About Paul Simon, Divorce and Cinderella

I am divorced, and I don't talk about it often. Going through it was difficult enough, so why rehash? The closest I have come to describing what I felt are the words of a Paul Simon song on "Graceland." It goes something like, "Losing love is like a window in your heart. Everybody sees you're torn apart. Everybody feels the wind blow." While it's been almost 10 years since my own experience, I'm always amazed that I still occasionally feel "the wind blow."

Sometimes I think about the decisions I have made and wonder if they were the right ones, even though my gut tells me they were. The circuitousness of those decisions seem incredibly random today. I left Florida in the middle of a divorce to take a job at a newspaper so I could avoid hearing the sound of that wind. I returned to Florida to work for an Internet startup whose first site was focused on, you guessed it, divorce. Funny the way the world works. I'd call it serendipidy, except that implies a mood that's lighter than the circumstances.

I've been reading a book called, "Eat, Pray, Love," by Elizabeth Gilbert, which is, for some odd reason, connected to the other thoughts rambling through my brain. The book begins with her, weeping on the floor of a bathroom as she realizes her marriage isn't working anymore. So she gets divorced and gives up everything familiar to spend the next year searching for some meaning to it all -- through Italy, India and Indonesia, all places that seem like fine destinations to find some meaning.

Over the weekend, while I was preparing for the wedding of a friend who -- for years -- swore she'd never find the right partner, I came across this passage in the book.

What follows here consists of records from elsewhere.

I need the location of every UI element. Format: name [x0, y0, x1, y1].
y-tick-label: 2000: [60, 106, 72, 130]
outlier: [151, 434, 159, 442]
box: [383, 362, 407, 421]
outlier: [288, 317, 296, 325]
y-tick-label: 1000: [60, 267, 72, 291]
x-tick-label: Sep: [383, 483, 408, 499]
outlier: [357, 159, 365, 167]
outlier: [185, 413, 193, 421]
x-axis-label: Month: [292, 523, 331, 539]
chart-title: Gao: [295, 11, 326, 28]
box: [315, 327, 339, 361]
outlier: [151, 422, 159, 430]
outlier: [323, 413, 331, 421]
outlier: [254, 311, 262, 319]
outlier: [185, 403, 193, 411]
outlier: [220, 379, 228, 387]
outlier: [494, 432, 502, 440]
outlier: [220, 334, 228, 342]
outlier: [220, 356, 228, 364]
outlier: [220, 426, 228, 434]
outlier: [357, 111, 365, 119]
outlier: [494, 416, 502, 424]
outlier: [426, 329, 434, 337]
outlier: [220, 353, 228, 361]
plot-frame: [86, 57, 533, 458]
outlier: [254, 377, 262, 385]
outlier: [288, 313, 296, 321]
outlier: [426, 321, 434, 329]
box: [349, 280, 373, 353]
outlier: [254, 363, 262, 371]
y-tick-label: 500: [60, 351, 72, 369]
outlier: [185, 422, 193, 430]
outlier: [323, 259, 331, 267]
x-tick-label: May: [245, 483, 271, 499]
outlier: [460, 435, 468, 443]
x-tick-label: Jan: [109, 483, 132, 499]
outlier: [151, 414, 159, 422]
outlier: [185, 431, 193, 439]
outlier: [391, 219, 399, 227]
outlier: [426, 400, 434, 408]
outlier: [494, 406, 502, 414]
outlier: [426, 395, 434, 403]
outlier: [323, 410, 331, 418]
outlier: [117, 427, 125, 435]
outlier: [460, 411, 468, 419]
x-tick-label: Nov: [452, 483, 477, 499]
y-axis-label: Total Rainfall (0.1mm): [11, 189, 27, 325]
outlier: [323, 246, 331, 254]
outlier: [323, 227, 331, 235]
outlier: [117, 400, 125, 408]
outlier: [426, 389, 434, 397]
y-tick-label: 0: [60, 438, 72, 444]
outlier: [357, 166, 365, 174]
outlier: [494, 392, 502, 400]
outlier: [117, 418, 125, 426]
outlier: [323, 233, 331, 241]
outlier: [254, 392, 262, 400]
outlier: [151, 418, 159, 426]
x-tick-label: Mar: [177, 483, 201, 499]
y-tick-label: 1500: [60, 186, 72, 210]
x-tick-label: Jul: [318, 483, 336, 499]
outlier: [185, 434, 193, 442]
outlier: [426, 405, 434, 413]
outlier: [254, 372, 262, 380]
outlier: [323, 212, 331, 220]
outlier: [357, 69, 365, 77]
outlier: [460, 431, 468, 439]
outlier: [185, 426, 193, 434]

It was toward the end and it struck me as a pearl... "I have fallen in love more times than I care to count with the highest potential of a man, rather than with the man himself, and then I have hung on to the relationship for a long time (sometimes far too long) waiting for the man to ascend to his own greatness. Many times in romance I have been a victim of my own optimism."

Given the number of conversations I've had with the site's sources and writers, media covering it and even the folks running it, the quote stuck with me. It made me wonder if this isn't the problem we all have. We want to believe the best about the people we love. But the truth is, they're human -- just like us. And sometimes that humanity isn't pretty or even fun. In fact, sometimes it's just dark and sad and incredibly exhausting.

But in the middle of that pain, we look for something meaningful, picking up and continuing down the road with no guarentee that we'll ever find it. Because the simple truth is that we want to be like Ms. Gilbert, whose book has a Cinderella-type ending, or like my friend, who despite what she said for so many years, got married this weekend to a man who adores her -- and vice versa.

I guess the meaning is as simple or as complicated as we make it. We all want the glass to be half full -- half full of joy, of peace, of love -- for the short time we're here, because it really never is as long as we think it will be.

And isn't that really the meaning after all?